15 janeiro 2007

PARA REFLEXÃO

Do blog de Reinaldo Azevedo:

UM EXERCÍCIO

O texto abaixo só faz sentido se lido até o fim:

O mundo é de quem pode conquistá-lo, não de quem sonha fazê-lo. A frase, com alguma adaptação da memória, é de Fernando Pessoa e deveria servir de divisa do realismo político, coisa em que o Brasil é ruim para chuchu. Entre nós, incompetência passa por utopia; desarticulação é oferecida como alternativa política; visão de curto prazo costuma ser confundida com tática.

O que querem os defensores da chamara Terceira Via? Não é justamente a independência entre os Poderes, já que tão pomposamente apelam a Montesquieu para ocultar a falta de proposta política de sua postulação? Pois o Legislativo é independente quando consagra, e transforma em prática, o princípio da proporcionalidade. Que mal pode nos advir de seguir o que se faz nas democracias consolidadas? Fiquemos no exemplo mais evidente, o dos EUA: não se tinha a menor dúvida sobre que partido presidiria a Câmara e o Senado tão logo se conheceu o resultado das urnas.
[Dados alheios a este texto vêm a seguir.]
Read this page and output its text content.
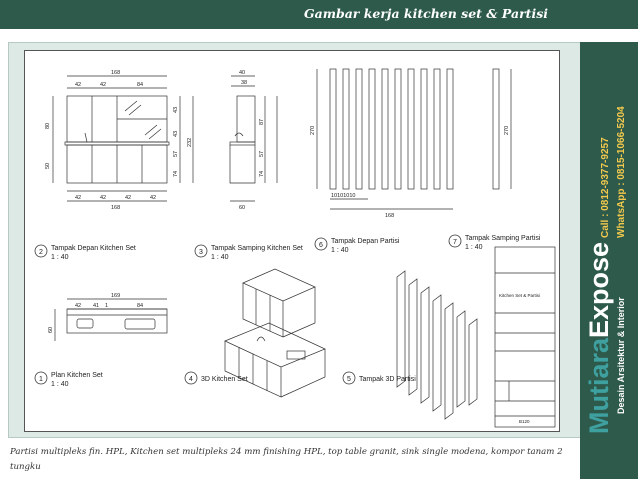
Gambar kerja kitchen set & Partisi
2
Tampak Depan Kitchen Set
1 : 40
3
Tampak Samping Kitchen Set
1 : 40
6
Tampak Depan Partisi
1 : 40
7
Tampak Samping Partisi
1 : 40
1
Plan Kitchen Set
1 : 40
4 3D Kitchen Set	5 Tampak 3D Partisi
168
42	42	84
42	42	42	42
168
40
38
60
10101010
168
169
42 41 1	84
80
50
43
43
57
74
232
87
57
74
270	270
60
Kitchen Set & Partisi
B120 MutiaraExpose
Desain Arsitektur & Interior
Call : 0812-9377-9257 WhatsApp : 0815-1066-5204
Partisi multipleks fin. HPL, Kitchen set multipleks 24 mm finishing HPL, top table granit, sink single modena, kompor tanam 2 tungku
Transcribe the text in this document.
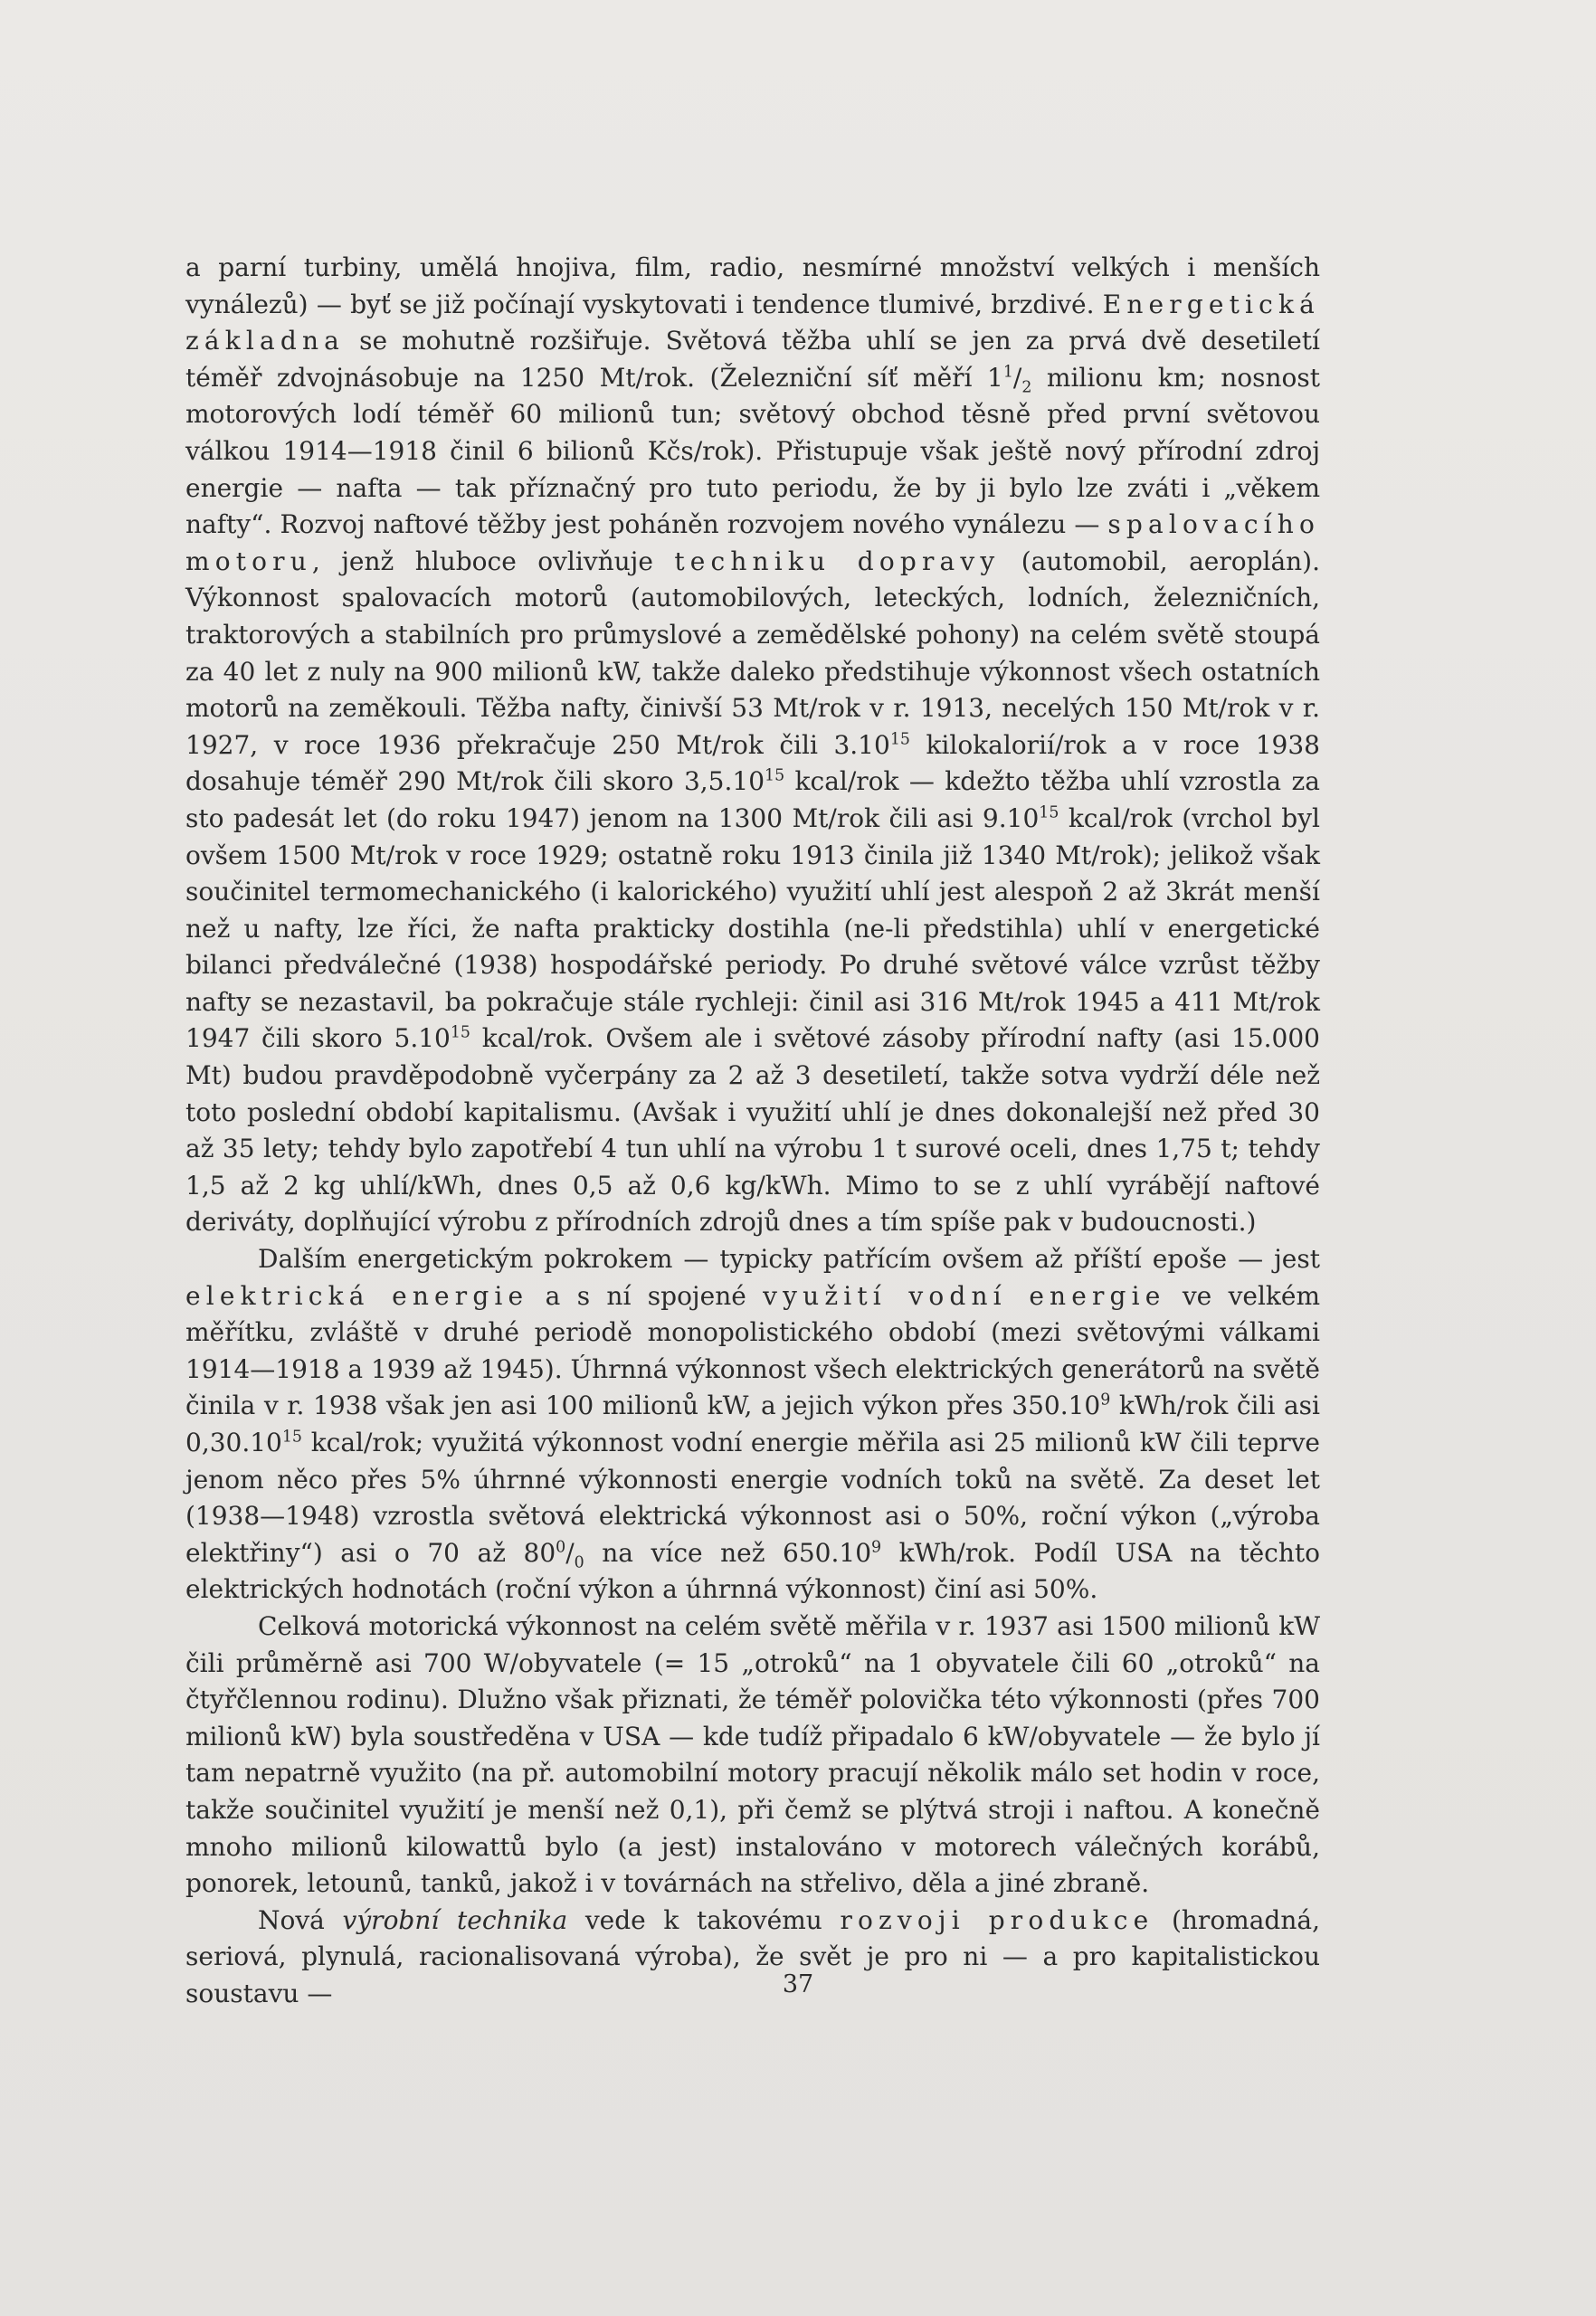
a parní turbiny, umělá hnojiva, film, radio, nesmírné množství velkých i menších vynálezů) — byť se již počínají vyskytovati i tendence tlumivé, brzdivé. Energetická základna se mohutně rozšiřuje. Světová těžba uhlí se jen za prvá dvě desetiletí téměř zdvojnásobuje na 1250 Mt/rok. (Železniční síť měří $1^1/_2$ milionu km; nosnost motorových lodí téměř 60 milionů tun; světový obchod těsně před první světovou válkou 1914—1918 činil 6 bilionů Kčs/rok). Přistupuje však ještě nový přírodní zdroj energie — nafta — tak příznačný pro tuto periodu, že by ji bylo lze zváti i „věkem nafty“. Rozvoj naftové těžby jest poháněn rozvojem nového vynálezu — spalovacího motoru, jenž hluboce ovlivňuje techniku dopravy (automobil, aeroplán). Výkonnost spalovacích motorů (automobilových, leteckých, lodních, železničních, traktorových a stabilních pro průmyslové a zemědělské pohony) na celém světě stoupá za 40 let z nuly na 900 milionů kW, takže daleko předstihuje výkonnost všech ostatních motorů na zeměkouli. Těžba nafty, činivší 53 Mt/rok v r. 1913, necelých 150 Mt/rok v r. 1927, v roce 1936 překračuje 250 Mt/rok čili 3.10$^{15}$ kilokalorií/rok a v roce 1938 dosahuje téměř 290 Mt/rok čili skoro 3,5.10$^{15}$ kcal/rok — kdežto těžba uhlí vzrostla za sto padesát let (do roku 1947) jenom na 1300 Mt/rok čili asi 9.10$^{15}$ kcal/rok (vrchol byl ovšem 1500 Mt/rok v roce 1929; ostatně roku 1913 činila již 1340 Mt/rok); jelikož však součinitel termomechanického (i kalorického) využití uhlí jest alespoň 2 až 3krát menší než u nafty, lze říci, že nafta prakticky dostihla (ne-li předstihla) uhlí v energetické bilanci předválečné (1938) hospodářské periody. Po druhé světové válce vzrůst těžby nafty se nezastavil, ba pokračuje stále rychleji: činil asi 316 Mt/rok 1945 a 411 Mt/rok 1947 čili skoro 5.10$^{15}$ kcal/rok. Ovšem ale i světové zásoby přírodní nafty (asi 15.000 Mt) budou pravděpodobně vyčerpány za 2 až 3 desetiletí, takže sotva vydrží déle než toto poslední období kapitalismu. (Avšak i využití uhlí je dnes dokonalejší než před 30 až 35 lety; tehdy bylo zapotřebí 4 tun uhlí na výrobu 1 t surové oceli, dnes 1,75 t; tehdy 1,5 až 2 kg uhlí/kWh, dnes 0,5 až 0,6 kg/kWh. Mimo to se z uhlí vyrábějí naftové deriváty, doplňující výrobu z přírodních zdrojů dnes a tím spíše pak v budoucnosti.)

Dalším energetickým pokrokem — typicky patřícím ovšem až příští epoše — jest elektrická energie a s ní spojené využití vodní energie ve velkém měřítku, zvláště v druhé periodě monopolistického období (mezi světovými válkami 1914—1918 a 1939 až 1945). Úhrnná výkonnost všech elektrických generátorů na světě činila v r. 1938 však jen asi 100 milionů kW, a jejich výkon přes 350.10$^9$ kWh/rok čili asi 0,30.10$^{15}$ kcal/rok; využitá výkonnost vodní energie měřila asi 25 milionů kW čili teprve jenom něco přes 5% úhrnné výkonnosti energie vodních toků na světě. Za deset let (1938—1948) vzrostla světová elektrická výkonnost asi o 50%, roční výkon („výroba elektřiny“) asi o 70 až $80^0/_0$ na více než 650.10$^9$ kWh/rok. Podíl USA na těchto elektrických hodnotách (roční výkon a úhrnná výkonnost) činí asi 50%.

Celková motorická výkonnost na celém světě měřila v r. 1937 asi 1500 milionů kW čili průměrně asi 700 W/obyvatele (= 15 „otroků“ na 1 obyvatele čili 60 „otroků“ na čtyřčlennou rodinu). Dlužno však přiznati, že téměř polovička této výkonnosti (přes 700 milionů kW) byla soustředěna v USA — kde tudíž připadalo 6 kW/obyvatele — že bylo jí tam nepatrně využito (na př. automobilní motory pracují několik málo set hodin v roce, takže součinitel využití je menší než 0,1), při čemž se plýtvá stroji i naftou. A konečně mnoho milionů kilowattů bylo (a jest) instalováno v motorech válečných korábů, ponorek, letounů, tanků, jakož i v továrnách na střelivo, děla a jiné zbraně.

Nová výrobní technika vede k takovému rozvoji produkce (hromadná, seriová, plynulá, racionalisovaná výroba), že svět je pro ni — a pro kapitalistickou soustavu —	37
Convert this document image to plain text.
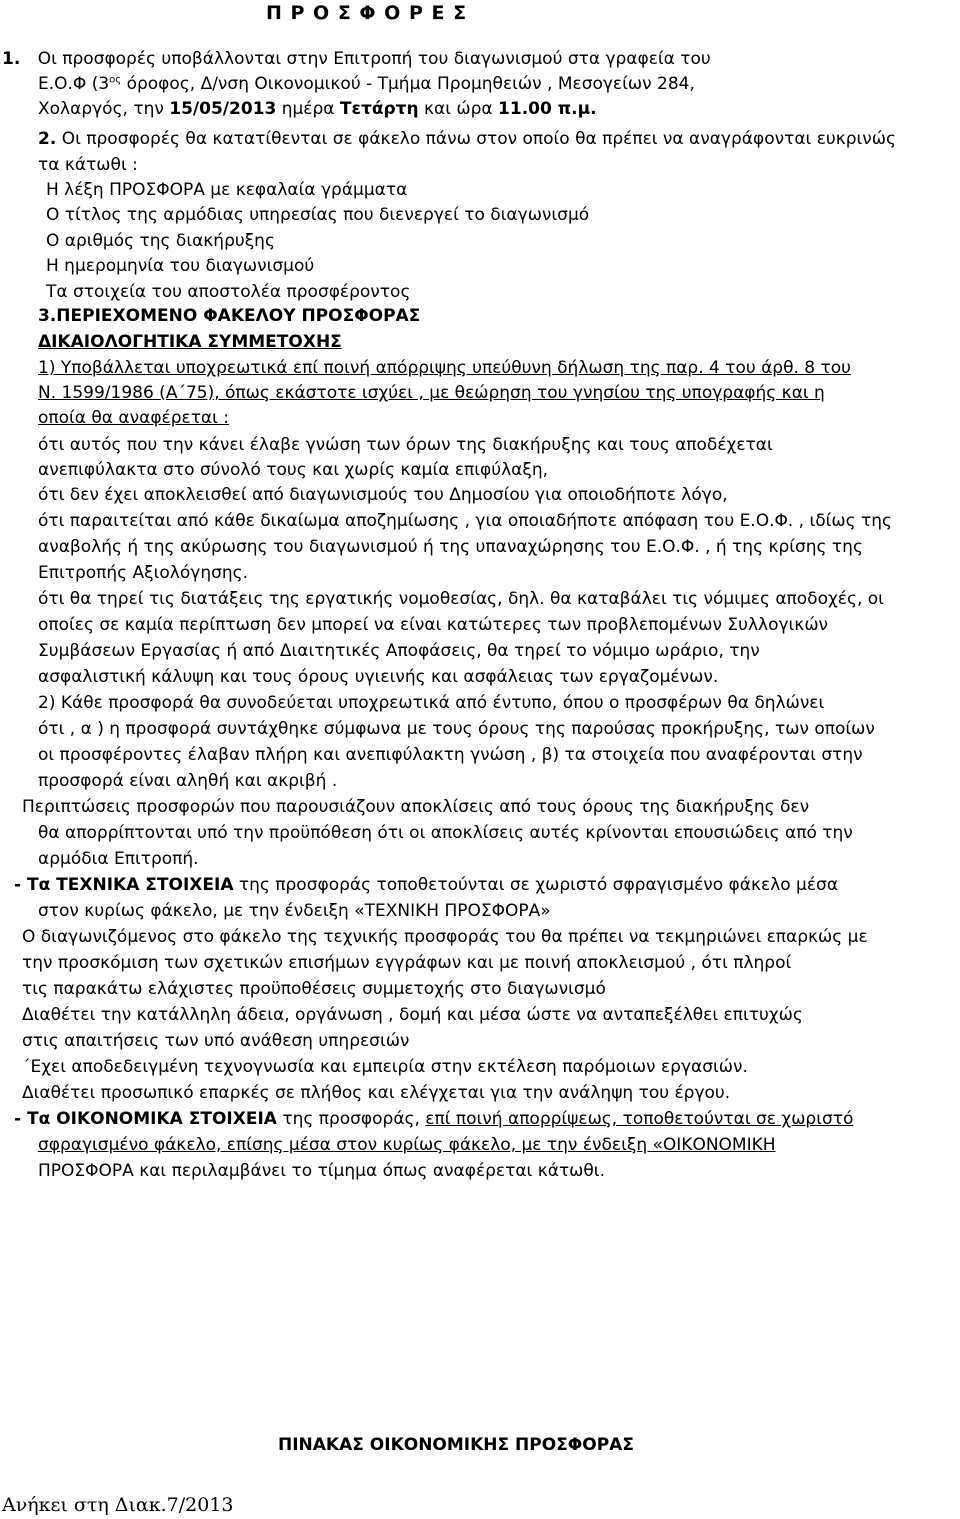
Π Ρ Ο Σ Φ Ο Ρ Ε Σ
1. Οι προσφορές υποβάλλονται στην Επιτροπή του διαγωνισμού στα γραφεία του
Ε.Ο.Φ ($3^{o\varsigma}$ όροφος, Δ/νση Οικονομικού - Τμήμα Προμηθειών , Μεσογείων 284,
Χολαργός, την 15/05/2013 ημέρα Τετάρτη και ώρα 11.00 π.μ.
2. Οι προσφορές θα κατατίθενται σε φάκελο πάνω στον οποίο θα πρέπει να αναγράφονται ευκρινώς
τα κάτωθι :
Η λέξη ΠΡΟΣΦΟΡΑ με κεφαλαία γράμματα
Ο τίτλος της αρμόδιας υπηρεσίας που διενεργεί το διαγωνισμό
Ο αριθμός της διακήρυξης
Η ημερομηνία του διαγωνισμού
Τα στοιχεία του αποστολέα προσφέροντος
3.ΠΕΡΙΕΧΟΜΕΝΟ ΦΑΚΕΛΟΥ ΠΡΟΣΦΟΡΑΣ
ΔΙΚΑΙΟΛΟΓΗΤΙΚΑ ΣΥΜΜΕΤΟΧΗΣ
1) Υποβάλλεται υποχρεωτικά επί ποινή απόρριψης υπεύθυνη δήλωση της παρ. 4 του άρθ. 8 του
Ν. 1599/1986 (Α΄75), όπως εκάστοτε ισχύει , με θεώρηση του γνησίου της υπογραφής και η
οποία θα αναφέρεται :
ότι αυτός που την κάνει έλαβε γνώση των όρων της διακήρυξης και τους αποδέχεται
ανεπιφύλακτα στο σύνολό τους και χωρίς καμία επιφύλαξη,
ότι δεν έχει αποκλεισθεί από διαγωνισμούς του Δημοσίου για οποιοδήποτε λόγο,
ότι παραιτείται από κάθε δικαίωμα αποζημίωσης , για οποιαδήποτε απόφαση του Ε.Ο.Φ. , ιδίως της
αναβολής ή της ακύρωσης του διαγωνισμού ή της υπαναχώρησης του Ε.Ο.Φ. , ή της κρίσης της
Επιτροπής Αξιολόγησης.
ότι θα τηρεί τις διατάξεις της εργατικής νομοθεσίας, δηλ. θα καταβάλει τις νόμιμες αποδοχές, οι
οποίες σε καμία περίπτωση δεν μπορεί να είναι κατώτερες των προβλεπομένων Συλλογικών
Συμβάσεων Εργασίας ή από Διαιτητικές Αποφάσεις, θα τηρεί το νόμιμο ωράριο, την
ασφαλιστική κάλυψη και τους όρους υγιεινής και ασφάλειας των εργαζομένων.
2) Κάθε προσφορά θα συνοδεύεται υποχρεωτικά από έντυπο, όπου ο προσφέρων θα δηλώνει
ότι , α ) η προσφορά συντάχθηκε σύμφωνα με τους όρους της παρούσας προκήρυξης, των οποίων
οι προσφέροντες έλαβαν πλήρη και ανεπιφύλακτη γνώση , β) τα στοιχεία που αναφέρονται στην
προσφορά είναι αληθή και ακριβή .
Περιπτώσεις προσφορών που παρουσιάζουν αποκλίσεις από τους όρους της διακήρυξης δεν
θα απορρίπτονται υπό την προϋπόθεση ότι οι αποκλίσεις αυτές κρίνονται επουσιώδεις από την
αρμόδια Επιτροπή.
- Τα ΤΕΧΝΙΚΑ ΣΤΟΙΧΕΙΑ της προσφοράς τοποθετούνται σε χωριστό σφραγισμένο φάκελο μέσα
στον κυρίως φάκελο, με την ένδειξη «ΤΕΧΝΙΚΗ ΠΡΟΣΦΟΡΑ»
Ο διαγωνιζόμενος στο φάκελο της τεχνικής προσφοράς του θα πρέπει να τεκμηριώνει επαρκώς με
την προσκόμιση των σχετικών επισήμων εγγράφων και με ποινή αποκλεισμού , ότι πληροί
τις παρακάτω ελάχιστες προϋποθέσεις συμμετοχής στο διαγωνισμό
Διαθέτει την κατάλληλη άδεια, οργάνωση , δομή και μέσα ώστε να ανταπεξέλθει επιτυχώς
στις απαιτήσεις των υπό ανάθεση υπηρεσιών
΄Εχει αποδεδειγμένη τεχνογνωσία και εμπειρία στην εκτέλεση παρόμοιων εργασιών.
Διαθέτει προσωπικό επαρκές σε πλήθος και ελέγχεται για την ανάληψη του έργου.
- Τα ΟΙΚΟΝΟΜΙΚΑ ΣΤΟΙΧΕΙΑ της προσφοράς, επί ποινή απορρίψεως, τοποθετούνται σε χωριστό
σφραγισμένο φάκελο, επίσης μέσα στον κυρίως φάκελο, με την ένδειξη «ΟΙΚΟΝΟΜΙΚΗ
ΠΡΟΣΦΟΡΑ και περιλαμβάνει το τίμημα όπως αναφέρεται κάτωθι.
ΠΙΝΑΚΑΣ ΟΙΚΟΝΟΜΙΚΗΣ ΠΡΟΣΦΟΡΑΣ
Ανήκει στη Διακ.7/2013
O PT, é verdade, em passado remoto e recente, prática que se espalhou em Assembléias Legislativas, foi useiro e vezeiro em dar um peteleco na proporcionalidade e se lançar na disputa. Mas é o modelo petista de oposição o que se espera dos partidos que hoje não formam a base de apoio a Lula? Não é justamente a diferença o que se cobra? Não custa lembrar que o petismo que mereceu o voto de milhões de brasileiros é aquele que renegou suas bandeiras históricas, aquele que renunciou a si mesmo. O PSDB não mudou. Está onde sempre esteve. Quem procura um lugar na política é o PT. Acabará aderindo a uma agenda social-democrata? Tanto melhor se o fizer.

A oposição está honrando os milhões de votos que recebeu nas urnas, sim, senhores! Os eleitores fizeram do PSDB o terceiro partido da Câmara para que ele participasse dos mecanismos decisórios; para que não ficasse alijado da Mesa; para que pudesse, com a força da representação, fazer valer a voz daqueles que se opõem ao PT e ao governo do presidente Lula. Os tucanos não conquistaram a confiança de 40 milhões de eleitores para ser um partido marginal no Parlamento, para se comportar como uma força que nega a política.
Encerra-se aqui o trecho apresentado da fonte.